The End of Pagination
What do you do when you have a lot of things to display to the user, far more than can possibly fit on the screen? Paginate, naturally.
There are plenty of other real world examples in this 2007 article, but I wouldn't bother. If you've seen one pagination scheme, you've seen them all. The state of art in pagination hasn't exactly changed much – or at all, really – in the last 5 years.
I can understand paginating when you have 10, 50, 100, maybe even a few hundred items. But once you have thousands of items to paginate, who the heck is visiting page 964 of 3810? What's the point of paginating so much information when there's a hard practical limit on how many items a human being can view and process in any reasonable amount of time?
Once you have thousands of items, you don't have a pagination problem. You have a search and filtering problem. Why are we presenting hundreds or thousands of items to the user? What does that achieve? In a perfect world, every search would result in a page with a single item: exactly the thing you were looking for.
But perhaps you don't know exactly what you're looking for: maybe you want a variety of viewpoints and resources, or to compare a number of similar items. Fair enough. I have a difficult time imagining any scenario where presenting a hundred or so items wouldn't meet that goal. Even so, the items would naturally be presented in some logical order so the most suitable items are near the top.
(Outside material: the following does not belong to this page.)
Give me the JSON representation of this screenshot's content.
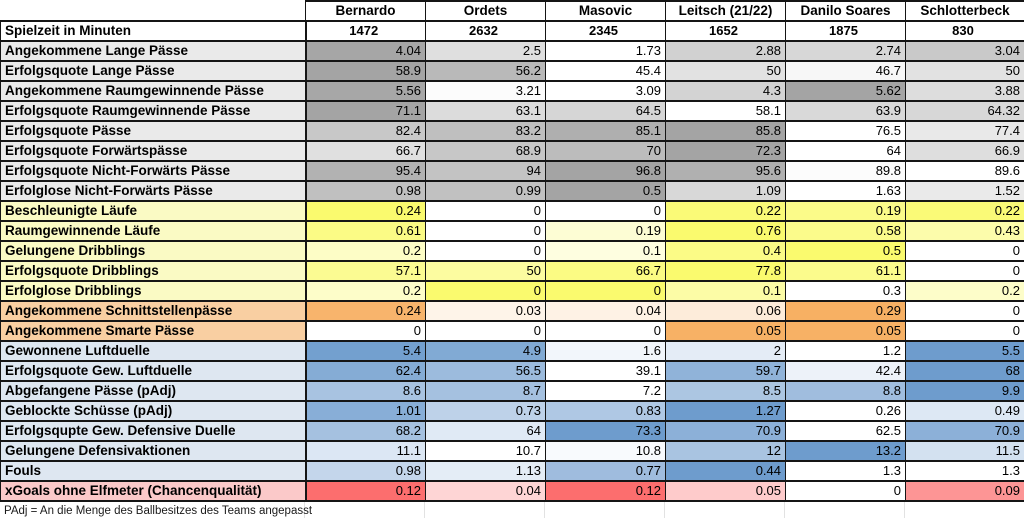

Once we've chosen a suitable order and a subset of relevant items … do we really need pagination at all? What if we did some kind of endless pagination scheme, where we loaded more items into the view dynamically as the user reaches the bottom? Like so:
It isn't just oddball disemvowelled companies, either. Twitter's timeline and Google's image search use a similar endless pagination approach. Either the page loads more items automatically when you scroll down to the bottom, or there's an explicit "show more results" button.
Pagination is also friction. Ever been on a forum where you wished like hell the other people responding to the thread had read all four pages of it before typing their response? Well, maybe some of them would have if the next page buttons weren't so impossibly small, or better yet, not there at all because pagination was automatic and seamless. We should be actively removing friction where we want users to do more of something.
I'm not necessarily proposing that all traditional pagination be replaced with endless pagination. But we, as software developers, should avoid mindlessly generating a list of thousands upon thousands of possible items and paginating it as a lazy one-size-fits-all solution. This puts all the burden on the user to make sense of the items. Remember, we invented computers to make the user's life easier, not more difficult.
Once you've done that, there's a balance to be struck, as Google's research tells us:
User testing has taught us that searchers much prefer the view-all, single-page version of content over a component page containing only a portion of the same information with arbitrary page breaks.
Interestingly, the cases when users didn’t prefer the view-all page were correlated with high latency (e.g., when the view-all page took a while to load, say, because it contained many images). This makes sense because we know users are less satisfied with slow results. So while a view-all page is commonly desired, as a webmaster it’s important to balance this preference with the page’s load time and overall user experience.
Traditional pagination is not particularly user friendly, but endless pagination isn't without its own faults and pitfalls, either:
- The scroll bar, the user's moral compass of "how much more is there?" doesn't work in endless pagination because it is effectively infinite. You'll need an alternate method of providing that crucial feedback, perhaps as a simple percent loaded text docked at the bottom of the page.
- Endless pagination should not break deep linking. Even without the concept of a "page", users should be able to clearly and obviously link to any specific item in the list.
- Clicking the browser forward or back button should preserve the user's position in the endless scrolling stream, perhaps using
- Pagination may be a bad user experience, but it's essential for web spiders. Don't neglect to accommodate web search engines with a traditional paging scheme, too, or perhaps a Sitemap.
- Provide visible feedback when you're dynamically loading new items in the list, so the user can tell that new items are coming, and their browser isn't hung – and that they haven't reached the bottom yet.
- Remember that the user won't be able to reach the footer (or the header) any more, because items keep appearing as they scroll down in the river of endless content. So either move to static headers and footers, or perhaps use the explicit "load more" button instead of loading new content automatically.
For further reading, there's some excellent Q&A on the topic of pagination at ux.stackexchange.
Above all else, you should strive to make pagination irrelevant because the user never has to look at more than a few items to find what they need. That's why I suspect Google hasn't done much with this technique in their core search result pages; if they aren't providing great results on page 1, it doesn't really matter what kind of pagination they use because they're not going to be in business much longer. Take that lesson to heart: you should be worried most of all about presenting a relevant list of items to the user in a sensible order. Once you've got that licked, then and only then should you think about your pagination scheme.